Come mai allora per i fatti dell’Aquila – che ricordiamo è stata una tragedia di dimensioni più grandi – non è stata data dai media la stessa enfasi di Genova?
Probabilmente in quei giorni c’era un diverso clima politico nel quale si riuscì a far uscire l’immagine di un Paese unito. Adesso, in un momento triste della politica italiana, anche un elemento prepolitico come la solidarietà può entrare nei meccanismi di manipolazione e diventare così un fatto rilevante.
In Abruzzo ci fu una mobilitazione straordinaria dei giovani. Assolutamente bipartisan.

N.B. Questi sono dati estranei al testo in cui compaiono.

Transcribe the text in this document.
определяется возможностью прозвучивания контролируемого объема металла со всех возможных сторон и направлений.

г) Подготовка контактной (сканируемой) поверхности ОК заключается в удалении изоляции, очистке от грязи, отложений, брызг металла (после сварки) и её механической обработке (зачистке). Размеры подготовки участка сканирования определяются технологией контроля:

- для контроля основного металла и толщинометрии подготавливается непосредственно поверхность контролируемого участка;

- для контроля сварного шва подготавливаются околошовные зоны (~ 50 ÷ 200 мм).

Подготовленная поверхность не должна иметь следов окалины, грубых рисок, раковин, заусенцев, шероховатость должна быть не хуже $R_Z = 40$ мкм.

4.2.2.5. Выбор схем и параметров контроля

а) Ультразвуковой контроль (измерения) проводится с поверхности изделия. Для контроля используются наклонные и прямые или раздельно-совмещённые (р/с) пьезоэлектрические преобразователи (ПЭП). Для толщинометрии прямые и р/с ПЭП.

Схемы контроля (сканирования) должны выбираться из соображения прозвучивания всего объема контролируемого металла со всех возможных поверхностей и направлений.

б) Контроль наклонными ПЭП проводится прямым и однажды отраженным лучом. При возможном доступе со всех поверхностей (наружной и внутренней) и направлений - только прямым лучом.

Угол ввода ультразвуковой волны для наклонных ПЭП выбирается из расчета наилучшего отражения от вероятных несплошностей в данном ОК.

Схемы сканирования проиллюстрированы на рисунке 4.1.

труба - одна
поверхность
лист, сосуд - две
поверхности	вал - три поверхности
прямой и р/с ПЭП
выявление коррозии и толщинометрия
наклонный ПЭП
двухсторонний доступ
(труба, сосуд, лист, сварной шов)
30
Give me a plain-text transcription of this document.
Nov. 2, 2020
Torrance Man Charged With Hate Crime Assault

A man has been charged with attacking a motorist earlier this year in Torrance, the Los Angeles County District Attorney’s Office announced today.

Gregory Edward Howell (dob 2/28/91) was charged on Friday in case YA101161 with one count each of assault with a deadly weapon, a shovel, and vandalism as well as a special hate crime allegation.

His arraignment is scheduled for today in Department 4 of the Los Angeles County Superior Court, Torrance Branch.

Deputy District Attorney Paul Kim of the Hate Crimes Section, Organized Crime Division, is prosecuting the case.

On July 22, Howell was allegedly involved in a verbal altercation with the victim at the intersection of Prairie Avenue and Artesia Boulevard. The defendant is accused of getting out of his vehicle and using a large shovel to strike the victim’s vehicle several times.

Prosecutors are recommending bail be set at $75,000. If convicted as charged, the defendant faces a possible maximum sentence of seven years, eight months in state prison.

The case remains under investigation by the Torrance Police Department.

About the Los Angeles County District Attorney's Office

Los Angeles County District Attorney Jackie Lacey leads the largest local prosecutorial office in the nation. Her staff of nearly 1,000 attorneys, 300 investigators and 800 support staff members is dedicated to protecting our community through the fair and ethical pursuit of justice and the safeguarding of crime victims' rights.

Vero, e lo stesso è accaduto ad esempio in Irpinia dove ci furono giovani di ogni sensibilità che si unirono in una mobilitazione della societa civile che si trovava d’accordo nell’andare incontro a un proprio fratello che soffriva. Lo stesso è accaduto in Abruzzo, dove arrivavano gruppi scout, associazioni politiche e di volontariato che attendevano diligentemente che gli venisse data una destinazione: era una coralità di intervento molto forte che ha lasciato tutti colpiti.
Non è che lì, per caso, il fatto che fosse il governo con Guido Bertolaso a gestire i volontari abbia impedito letture socio-politiche?
Di quel gesto così massiccio e partecipato di solidarietà se ne parlò molto. Lo stesso presidente della Repubblica ha voluto premiare i volontari con la medaglia d’oro. E su chi si impegnò in quei giorni c’è stata sempre grande attenzione da parte di tutte le istituzioni. Il problema, a Genova, è chi cerca di distorcere la spontaneità di questi ragazzi: non sono degli indignati, ma sono persone che stanno aiutando la propria città a rimettersi in piedi. Purtroppo oggi qualcuno cerca di leggere diversamente una realtà per fare vedere come atto di ribellione qualcosa che invece fa parte del nostro dna tradizionale.